2025年2月12日 5時00分

祖父の形見は

 つい先週のことだ。渡辺礼子さん(60)は、家族とともに朝日新聞那覇総局を訪れた。いつか見たかった「それ」が箱から出され、ふわりと広げられた。1枚の古い朝日の社旗。戦後80年での祖父の遺品との対面だった▼祖父の宗貞利登(むねさだとしと)は、戦時下の沖縄に赴任していた記者だった。地形が変わるほどの砲弾が降り注ぐなか、地下壕(ちかごう)で筆をとった。「(反撃すれば)大物量の敵集中砲火にこちらがやられてしまふ」。これが最後の記事となった▼本島南部へ逃れた宗貞は、亡くなるまで社旗を持ち歩いていたらしい。
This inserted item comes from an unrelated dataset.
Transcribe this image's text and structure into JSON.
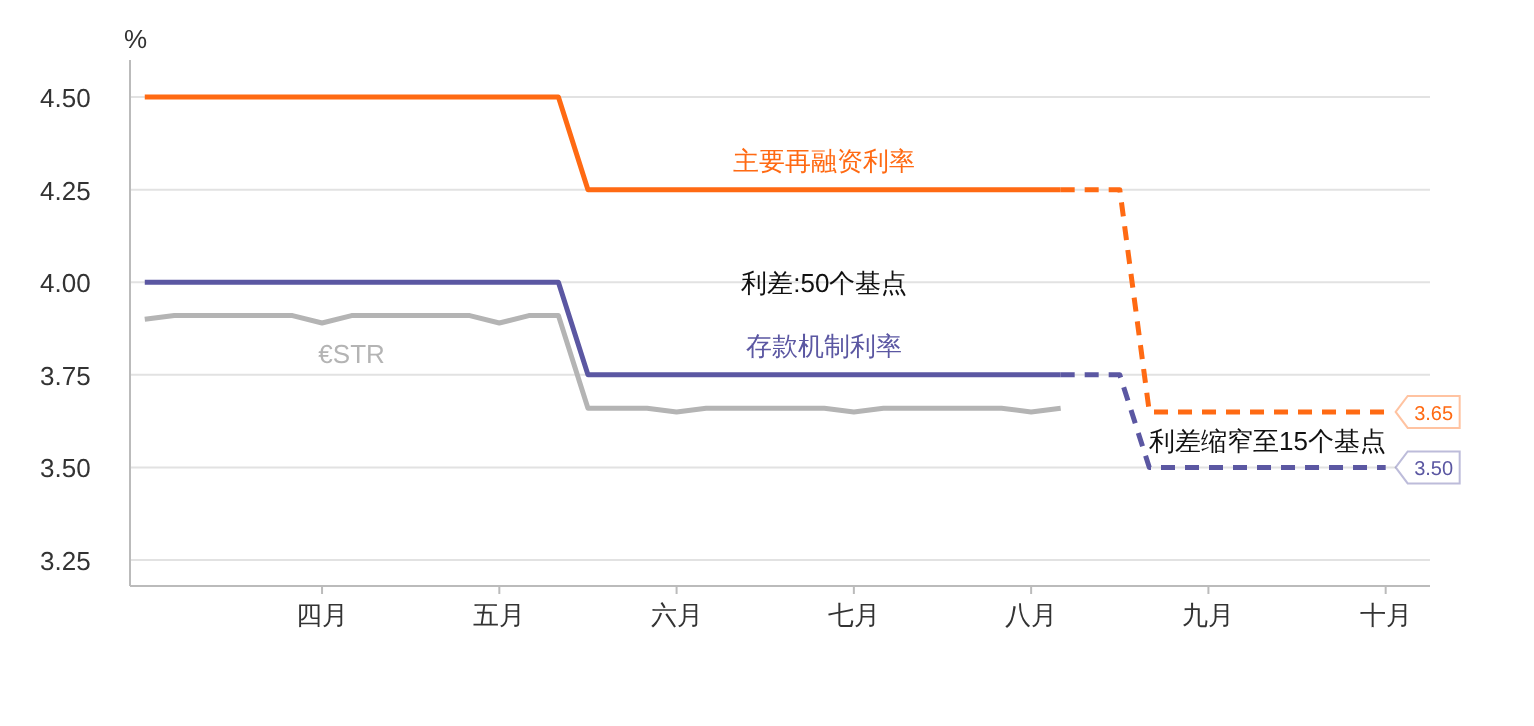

旗は戦利品として米国に持ち去られ、1995年に返還されると、那覇総局で保管されてきた▼渡辺さんの実家には、遺骨代わりの小さな石があるだけだった。祖父が亡くなった沖縄とはどんなところなのか。思いはあれど観光気分では行けない。二の足を踏んできた。旗の存在を知ったのは3年前。「そんなものが残っているなんて」。背中を押された気がした▼旗が広げられると、驚くほど鮮やかな紅白が目に飛び込んできた。そして不思議な感じが迫ってきた。「いま鳥肌が立っています。文字で知っているだけだった祖父をリアルに感じます」▼翌日、宗貞が最後に目撃された壕の中に一家で足を踏み入れた。小さな骨、ボタン、砲弾の破片。祖父の時代に何があったのかを知って、次の世代に継ぐ。短い旅の間、そう思い続けてきた。「あとは頼んだよ」。渡辺さんは、子どもたち一人ひとりの肩をぽんと叩(たた)いた。